I believe that's it... But i cannot see for the life of me why its showing the data being inserted to the database as a message when registering.. Any help will be appreciated, Thanks.

[PFMaBiSmAd]

Does the email message body contain ONLY and exactly what you showed in the first post or does it also contain any portion of -

 

Your name is:  ... Your activation password is

 

It sounds like there is another mail() function call that is sending the query string, either as part of some custom error reporting or perhaps to notify an administrator of what was just inserted into the database.

 

You need to search through all the code on that page or included/required by that page to see if there are any more mail() function calls or even if some other method is being used to send mail (such as the phpmailer or pear mailer classes.) Also, are there any set_error_handler() statements?

[GetReady]

Sorry i wasn't more clear its not in the email itself that this message is coming up... Its on the actual registration page... as the message saying that the registration was a success, Its rather odd as i cannot find out what is causing this for the life of me.

[PFMaBiSmAd]

// echo "$str<br>";

The code you posted contains that line of commented out code.
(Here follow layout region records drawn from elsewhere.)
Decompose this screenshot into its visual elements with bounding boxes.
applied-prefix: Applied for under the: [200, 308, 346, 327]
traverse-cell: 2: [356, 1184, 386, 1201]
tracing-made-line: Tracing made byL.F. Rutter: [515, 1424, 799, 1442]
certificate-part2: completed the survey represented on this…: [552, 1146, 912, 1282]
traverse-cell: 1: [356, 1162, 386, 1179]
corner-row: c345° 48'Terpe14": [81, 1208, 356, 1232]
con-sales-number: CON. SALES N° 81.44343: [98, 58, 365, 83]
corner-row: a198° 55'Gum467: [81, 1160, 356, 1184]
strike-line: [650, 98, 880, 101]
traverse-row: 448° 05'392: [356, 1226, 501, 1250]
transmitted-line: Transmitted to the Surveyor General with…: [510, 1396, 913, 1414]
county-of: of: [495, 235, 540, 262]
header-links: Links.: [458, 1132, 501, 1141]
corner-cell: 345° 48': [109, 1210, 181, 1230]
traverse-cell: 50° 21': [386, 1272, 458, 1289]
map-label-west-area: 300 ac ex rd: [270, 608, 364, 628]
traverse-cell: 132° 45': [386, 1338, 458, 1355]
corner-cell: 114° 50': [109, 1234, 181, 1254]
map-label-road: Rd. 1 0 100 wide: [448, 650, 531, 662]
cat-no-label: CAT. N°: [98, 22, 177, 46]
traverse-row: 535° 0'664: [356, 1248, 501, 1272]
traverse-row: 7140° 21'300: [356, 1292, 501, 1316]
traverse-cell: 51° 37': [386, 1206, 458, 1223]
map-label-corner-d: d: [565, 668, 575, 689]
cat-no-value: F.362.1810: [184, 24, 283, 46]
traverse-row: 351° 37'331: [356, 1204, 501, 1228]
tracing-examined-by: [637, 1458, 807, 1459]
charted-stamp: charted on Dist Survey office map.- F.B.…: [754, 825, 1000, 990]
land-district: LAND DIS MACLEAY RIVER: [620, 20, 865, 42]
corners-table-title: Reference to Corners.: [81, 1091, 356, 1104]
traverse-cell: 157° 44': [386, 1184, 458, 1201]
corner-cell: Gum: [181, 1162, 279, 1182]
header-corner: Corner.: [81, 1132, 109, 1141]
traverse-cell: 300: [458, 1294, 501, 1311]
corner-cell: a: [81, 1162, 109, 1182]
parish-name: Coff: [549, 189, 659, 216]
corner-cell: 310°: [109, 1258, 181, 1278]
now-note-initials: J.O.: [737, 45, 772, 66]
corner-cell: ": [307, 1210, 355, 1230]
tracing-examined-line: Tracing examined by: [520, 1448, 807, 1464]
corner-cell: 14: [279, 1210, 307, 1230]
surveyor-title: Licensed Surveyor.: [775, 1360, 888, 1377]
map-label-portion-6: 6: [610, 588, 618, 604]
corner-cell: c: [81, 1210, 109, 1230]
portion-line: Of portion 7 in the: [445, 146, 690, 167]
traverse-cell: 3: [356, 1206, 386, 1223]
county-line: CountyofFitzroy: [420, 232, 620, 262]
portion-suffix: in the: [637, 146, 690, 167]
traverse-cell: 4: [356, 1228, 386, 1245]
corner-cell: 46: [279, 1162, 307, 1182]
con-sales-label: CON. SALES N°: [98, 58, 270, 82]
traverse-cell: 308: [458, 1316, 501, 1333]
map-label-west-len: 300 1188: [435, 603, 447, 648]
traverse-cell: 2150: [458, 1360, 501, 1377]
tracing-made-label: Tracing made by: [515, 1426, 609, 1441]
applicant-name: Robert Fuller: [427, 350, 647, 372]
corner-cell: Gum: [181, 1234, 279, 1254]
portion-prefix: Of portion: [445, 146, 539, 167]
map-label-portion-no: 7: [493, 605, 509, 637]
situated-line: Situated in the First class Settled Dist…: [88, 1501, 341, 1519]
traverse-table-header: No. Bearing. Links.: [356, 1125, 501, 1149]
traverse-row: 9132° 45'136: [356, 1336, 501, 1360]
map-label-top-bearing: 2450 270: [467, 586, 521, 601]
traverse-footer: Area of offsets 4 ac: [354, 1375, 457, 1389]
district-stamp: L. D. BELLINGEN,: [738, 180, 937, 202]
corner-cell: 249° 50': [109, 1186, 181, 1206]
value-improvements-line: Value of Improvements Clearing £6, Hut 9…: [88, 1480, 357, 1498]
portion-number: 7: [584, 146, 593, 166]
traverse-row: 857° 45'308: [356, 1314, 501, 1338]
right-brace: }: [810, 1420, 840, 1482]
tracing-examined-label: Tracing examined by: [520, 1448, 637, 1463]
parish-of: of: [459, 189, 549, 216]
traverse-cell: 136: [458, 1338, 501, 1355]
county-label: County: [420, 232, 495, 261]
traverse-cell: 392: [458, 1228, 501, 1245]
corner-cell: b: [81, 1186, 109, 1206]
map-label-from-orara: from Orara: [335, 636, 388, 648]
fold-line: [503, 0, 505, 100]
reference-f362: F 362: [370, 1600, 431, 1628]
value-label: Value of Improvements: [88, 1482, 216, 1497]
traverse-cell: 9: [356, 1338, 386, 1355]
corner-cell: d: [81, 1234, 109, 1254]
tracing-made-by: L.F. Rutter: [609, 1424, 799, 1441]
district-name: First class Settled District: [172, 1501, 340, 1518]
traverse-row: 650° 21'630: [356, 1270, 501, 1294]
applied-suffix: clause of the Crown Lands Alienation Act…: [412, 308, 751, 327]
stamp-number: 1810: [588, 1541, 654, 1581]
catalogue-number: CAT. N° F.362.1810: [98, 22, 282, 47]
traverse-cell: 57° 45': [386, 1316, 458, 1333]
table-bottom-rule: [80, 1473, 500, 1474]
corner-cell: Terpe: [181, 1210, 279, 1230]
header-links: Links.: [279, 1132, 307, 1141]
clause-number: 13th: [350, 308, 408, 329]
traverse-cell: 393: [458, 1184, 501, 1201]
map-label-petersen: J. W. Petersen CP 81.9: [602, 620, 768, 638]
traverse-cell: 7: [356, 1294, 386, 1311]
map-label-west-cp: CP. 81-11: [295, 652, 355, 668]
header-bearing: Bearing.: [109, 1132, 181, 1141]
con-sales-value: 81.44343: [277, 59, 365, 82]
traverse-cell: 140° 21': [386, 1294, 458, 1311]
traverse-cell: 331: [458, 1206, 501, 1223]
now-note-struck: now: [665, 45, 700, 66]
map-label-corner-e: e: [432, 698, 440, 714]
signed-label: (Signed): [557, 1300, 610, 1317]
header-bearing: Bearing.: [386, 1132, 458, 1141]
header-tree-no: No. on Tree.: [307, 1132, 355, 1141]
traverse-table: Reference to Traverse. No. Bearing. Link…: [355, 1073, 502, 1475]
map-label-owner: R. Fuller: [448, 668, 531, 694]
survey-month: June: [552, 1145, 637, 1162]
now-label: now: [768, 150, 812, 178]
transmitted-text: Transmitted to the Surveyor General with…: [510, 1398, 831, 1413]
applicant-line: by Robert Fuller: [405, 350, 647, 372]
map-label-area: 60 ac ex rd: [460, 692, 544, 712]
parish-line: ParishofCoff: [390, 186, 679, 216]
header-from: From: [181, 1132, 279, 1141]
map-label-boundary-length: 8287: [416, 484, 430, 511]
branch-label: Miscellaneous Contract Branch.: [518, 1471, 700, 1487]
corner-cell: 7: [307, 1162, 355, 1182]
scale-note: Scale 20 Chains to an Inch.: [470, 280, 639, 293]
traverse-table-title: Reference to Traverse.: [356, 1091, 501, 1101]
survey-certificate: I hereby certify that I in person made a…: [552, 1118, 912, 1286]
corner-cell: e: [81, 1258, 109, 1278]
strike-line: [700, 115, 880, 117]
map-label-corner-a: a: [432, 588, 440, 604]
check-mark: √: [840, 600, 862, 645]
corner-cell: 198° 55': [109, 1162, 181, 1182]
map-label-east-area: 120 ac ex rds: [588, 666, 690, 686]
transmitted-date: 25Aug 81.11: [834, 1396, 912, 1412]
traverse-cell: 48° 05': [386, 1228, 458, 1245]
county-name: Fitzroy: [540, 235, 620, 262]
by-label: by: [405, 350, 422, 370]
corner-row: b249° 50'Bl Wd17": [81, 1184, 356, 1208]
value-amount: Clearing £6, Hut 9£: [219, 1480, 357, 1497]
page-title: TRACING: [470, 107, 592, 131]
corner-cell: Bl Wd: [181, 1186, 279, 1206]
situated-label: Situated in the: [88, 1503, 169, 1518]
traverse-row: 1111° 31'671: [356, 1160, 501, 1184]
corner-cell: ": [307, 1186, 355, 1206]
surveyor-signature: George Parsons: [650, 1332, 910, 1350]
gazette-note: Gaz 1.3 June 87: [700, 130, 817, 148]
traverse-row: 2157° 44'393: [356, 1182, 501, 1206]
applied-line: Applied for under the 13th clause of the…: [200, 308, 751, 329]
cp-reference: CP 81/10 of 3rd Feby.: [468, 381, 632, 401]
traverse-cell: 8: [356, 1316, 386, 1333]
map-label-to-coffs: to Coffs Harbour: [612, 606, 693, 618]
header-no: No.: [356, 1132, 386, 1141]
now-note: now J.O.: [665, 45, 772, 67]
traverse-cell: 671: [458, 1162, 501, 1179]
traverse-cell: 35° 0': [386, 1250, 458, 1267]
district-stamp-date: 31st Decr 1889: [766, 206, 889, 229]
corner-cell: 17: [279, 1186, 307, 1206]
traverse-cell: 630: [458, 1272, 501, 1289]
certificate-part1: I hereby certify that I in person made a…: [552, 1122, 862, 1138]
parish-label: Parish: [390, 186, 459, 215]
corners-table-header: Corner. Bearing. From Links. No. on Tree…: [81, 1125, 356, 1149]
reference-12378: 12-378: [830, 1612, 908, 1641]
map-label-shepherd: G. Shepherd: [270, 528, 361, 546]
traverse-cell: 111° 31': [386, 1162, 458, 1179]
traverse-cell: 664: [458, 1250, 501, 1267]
If the actual code being executed on the server is the version of the code before that line was commented out, the query would be echoed on the web page.

 

Have you checked what the actual code is in the file that is on the server?

[GetReady]

// echo "$str<br>";

 

Solved the issue, cant believe i missed that!! Thanks man much appreciated!